The emerging field of nanotechnology is a promising avenue for oil remedation, and specific techniques have been tested in the most recent case of the Deep Water Horizon, encompassing magnetic nanoparticles for physical extraction of raw oil from the water phase. This method is efficient for areas which are not exposed to strong weather conditions, and must be effectuated immediately after the oil spill to have any considerable reductive effect on the contamination of the environment. Other techniques include using nanorods and other nanomaterials which have a high hydrophobic potential, and quickly absorb parts of the crude oil on their surface. Examples are superhydrophobic K2−x Mn8 O16 nanorods which are able to absorb oil to up to 20X their own weight. Other methods encompass superoleophilic films which bind oil to their surface, and can be re-used several times. Carbon nanotubes (Fig 2) have also a potential in being applied for raw-oil containment, as they are strongly hydrophobic nanomaterials.
Figure 2. An electronic model of the carbon nanotube, a hydrophobic nanomaterial with potential in oil remediation. The blue surface depicts the region with highest electron density.

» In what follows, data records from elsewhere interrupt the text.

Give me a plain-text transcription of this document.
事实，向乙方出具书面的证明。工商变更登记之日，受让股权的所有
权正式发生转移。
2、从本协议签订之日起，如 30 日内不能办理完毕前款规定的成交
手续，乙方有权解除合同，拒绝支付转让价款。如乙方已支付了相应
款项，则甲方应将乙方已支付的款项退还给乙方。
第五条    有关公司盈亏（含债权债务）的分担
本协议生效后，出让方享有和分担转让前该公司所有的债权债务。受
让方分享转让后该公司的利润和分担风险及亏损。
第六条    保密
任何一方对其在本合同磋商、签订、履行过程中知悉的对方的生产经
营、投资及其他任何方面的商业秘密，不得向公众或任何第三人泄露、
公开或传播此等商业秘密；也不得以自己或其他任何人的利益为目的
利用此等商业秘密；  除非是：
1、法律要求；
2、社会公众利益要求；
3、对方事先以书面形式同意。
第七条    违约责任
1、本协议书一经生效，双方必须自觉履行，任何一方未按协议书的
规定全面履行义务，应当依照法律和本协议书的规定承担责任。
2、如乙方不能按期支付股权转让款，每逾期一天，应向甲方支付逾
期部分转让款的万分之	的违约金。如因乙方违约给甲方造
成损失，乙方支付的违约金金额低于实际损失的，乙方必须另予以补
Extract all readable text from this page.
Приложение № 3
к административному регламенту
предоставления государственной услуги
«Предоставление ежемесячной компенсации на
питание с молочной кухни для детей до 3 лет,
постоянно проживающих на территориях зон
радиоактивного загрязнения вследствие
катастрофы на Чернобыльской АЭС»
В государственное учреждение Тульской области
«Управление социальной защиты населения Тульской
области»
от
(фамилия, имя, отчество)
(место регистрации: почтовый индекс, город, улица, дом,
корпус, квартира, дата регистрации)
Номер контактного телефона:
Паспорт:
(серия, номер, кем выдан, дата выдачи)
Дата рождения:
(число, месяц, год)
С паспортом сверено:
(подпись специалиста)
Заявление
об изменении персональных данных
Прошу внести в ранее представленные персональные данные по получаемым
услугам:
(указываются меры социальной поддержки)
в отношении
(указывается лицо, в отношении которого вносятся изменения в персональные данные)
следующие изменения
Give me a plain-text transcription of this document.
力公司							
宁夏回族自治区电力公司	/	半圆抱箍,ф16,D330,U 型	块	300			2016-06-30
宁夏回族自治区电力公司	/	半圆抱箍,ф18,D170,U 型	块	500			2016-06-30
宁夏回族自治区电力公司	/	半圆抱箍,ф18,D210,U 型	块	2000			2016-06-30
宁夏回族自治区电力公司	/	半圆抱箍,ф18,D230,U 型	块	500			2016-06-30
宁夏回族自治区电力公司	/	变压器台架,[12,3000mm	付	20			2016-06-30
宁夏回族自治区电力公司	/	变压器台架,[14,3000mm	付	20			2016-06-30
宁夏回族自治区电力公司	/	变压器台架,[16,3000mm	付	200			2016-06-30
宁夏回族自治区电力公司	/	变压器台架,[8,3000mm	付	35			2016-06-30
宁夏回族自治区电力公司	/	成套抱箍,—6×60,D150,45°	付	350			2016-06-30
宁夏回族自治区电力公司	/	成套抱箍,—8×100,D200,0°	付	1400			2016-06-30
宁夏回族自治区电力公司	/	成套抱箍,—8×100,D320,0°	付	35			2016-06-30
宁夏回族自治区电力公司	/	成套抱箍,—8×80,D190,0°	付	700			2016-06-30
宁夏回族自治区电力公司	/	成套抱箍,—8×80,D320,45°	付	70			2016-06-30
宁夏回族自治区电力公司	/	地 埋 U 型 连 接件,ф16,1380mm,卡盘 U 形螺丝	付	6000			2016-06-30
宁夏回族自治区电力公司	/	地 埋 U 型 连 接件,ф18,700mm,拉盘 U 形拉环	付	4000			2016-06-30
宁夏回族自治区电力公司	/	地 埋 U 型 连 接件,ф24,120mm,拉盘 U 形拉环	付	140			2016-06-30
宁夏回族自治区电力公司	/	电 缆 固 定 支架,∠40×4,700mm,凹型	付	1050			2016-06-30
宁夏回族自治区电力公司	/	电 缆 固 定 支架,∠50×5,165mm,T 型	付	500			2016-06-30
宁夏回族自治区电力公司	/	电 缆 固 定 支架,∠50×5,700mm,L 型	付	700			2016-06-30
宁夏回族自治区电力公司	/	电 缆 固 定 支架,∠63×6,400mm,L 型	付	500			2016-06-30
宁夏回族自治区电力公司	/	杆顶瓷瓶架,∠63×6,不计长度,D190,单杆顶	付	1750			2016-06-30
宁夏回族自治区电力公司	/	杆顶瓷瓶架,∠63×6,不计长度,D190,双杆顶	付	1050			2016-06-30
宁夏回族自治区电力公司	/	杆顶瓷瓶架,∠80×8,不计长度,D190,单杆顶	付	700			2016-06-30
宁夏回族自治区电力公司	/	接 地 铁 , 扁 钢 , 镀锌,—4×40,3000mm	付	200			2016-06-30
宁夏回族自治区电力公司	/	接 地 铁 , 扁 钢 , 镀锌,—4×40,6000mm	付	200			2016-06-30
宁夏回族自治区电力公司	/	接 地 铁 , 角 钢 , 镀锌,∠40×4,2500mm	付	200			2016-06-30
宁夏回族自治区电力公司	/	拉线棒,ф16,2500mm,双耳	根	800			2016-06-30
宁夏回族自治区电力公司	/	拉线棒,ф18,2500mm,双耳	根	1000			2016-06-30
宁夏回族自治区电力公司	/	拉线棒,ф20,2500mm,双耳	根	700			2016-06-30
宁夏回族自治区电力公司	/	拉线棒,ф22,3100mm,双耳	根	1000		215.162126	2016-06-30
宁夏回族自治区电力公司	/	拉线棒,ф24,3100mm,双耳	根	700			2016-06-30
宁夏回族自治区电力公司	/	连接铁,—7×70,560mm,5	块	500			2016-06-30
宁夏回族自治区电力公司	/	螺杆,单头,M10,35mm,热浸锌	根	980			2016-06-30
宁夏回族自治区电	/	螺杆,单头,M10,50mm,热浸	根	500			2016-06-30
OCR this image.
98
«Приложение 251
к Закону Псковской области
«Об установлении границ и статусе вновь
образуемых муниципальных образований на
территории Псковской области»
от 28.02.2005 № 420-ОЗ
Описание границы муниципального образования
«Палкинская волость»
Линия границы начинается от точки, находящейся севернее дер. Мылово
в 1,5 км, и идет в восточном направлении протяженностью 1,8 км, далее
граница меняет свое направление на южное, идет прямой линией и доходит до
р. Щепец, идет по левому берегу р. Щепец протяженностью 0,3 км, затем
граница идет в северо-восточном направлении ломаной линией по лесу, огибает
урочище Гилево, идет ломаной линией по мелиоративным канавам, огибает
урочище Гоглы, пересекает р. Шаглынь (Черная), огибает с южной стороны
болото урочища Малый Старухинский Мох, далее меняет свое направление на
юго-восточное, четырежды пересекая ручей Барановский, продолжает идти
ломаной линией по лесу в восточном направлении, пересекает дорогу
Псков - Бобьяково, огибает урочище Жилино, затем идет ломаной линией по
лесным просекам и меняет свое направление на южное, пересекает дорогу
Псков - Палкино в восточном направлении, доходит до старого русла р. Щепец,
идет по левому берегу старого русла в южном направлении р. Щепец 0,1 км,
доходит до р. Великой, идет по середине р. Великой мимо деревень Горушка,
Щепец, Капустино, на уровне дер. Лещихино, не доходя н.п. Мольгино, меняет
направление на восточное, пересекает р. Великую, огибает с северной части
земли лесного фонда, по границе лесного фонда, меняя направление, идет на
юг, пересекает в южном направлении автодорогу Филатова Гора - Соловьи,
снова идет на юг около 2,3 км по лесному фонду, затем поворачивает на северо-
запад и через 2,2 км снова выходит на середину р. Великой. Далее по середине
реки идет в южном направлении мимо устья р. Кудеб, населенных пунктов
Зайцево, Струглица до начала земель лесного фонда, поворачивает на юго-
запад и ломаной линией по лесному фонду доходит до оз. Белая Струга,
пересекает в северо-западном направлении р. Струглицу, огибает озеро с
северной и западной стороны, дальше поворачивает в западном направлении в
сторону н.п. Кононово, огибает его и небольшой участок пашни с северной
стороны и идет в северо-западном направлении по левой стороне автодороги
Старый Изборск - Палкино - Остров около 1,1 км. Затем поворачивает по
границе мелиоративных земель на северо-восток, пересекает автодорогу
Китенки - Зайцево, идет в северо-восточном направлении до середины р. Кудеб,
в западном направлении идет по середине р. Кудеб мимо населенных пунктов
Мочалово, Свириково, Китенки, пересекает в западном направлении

Critical challenges for Arctic and cold environments
The majority of the mentioned approaches are not applicable in Arctic and cold environments. Microbiological methods depend on temperatures above 4 degrees, however temperatures rarely surpass zero degrees above the 70' . Surfactants are applicable in cold environments, however as a co-measure, as icebergs and ice-shelves across the Arctic have a high adsorption capacity for spilled oils, and can act as “oil-reservoirs” which do not release the oil until melting – forming an ecotoxic potential of high magnitude. Nanotechnology is the major area of applicability for Arctic and harsh environments, however, many of the materials are presently expensive and often include also the use of heavy metals, such as Mn and Ni, which are environmental contaminants.
A combination of chemical approaches and inexpensive nanoparticles and nanomaterial represent a potential alternative for handling oil-spills in cold and harsh environments, as nanoparticles retain their physico-chemical properties independently of temperature and if produced at low cost, can be synthesized at large quantities for off-shore and at-shore remediation. Remediating oil spills in Arctic environments relies also on the use of designated ships with ability to deliver the technology in open and rough seas is a second prerequisite for handling remediation in cold and harsh environments.
If properly developed, nanotechnological solutions to oil-spills can represent the majority of effective and cost-efficient future remediation methods for oil-spills in cold and difficult environments.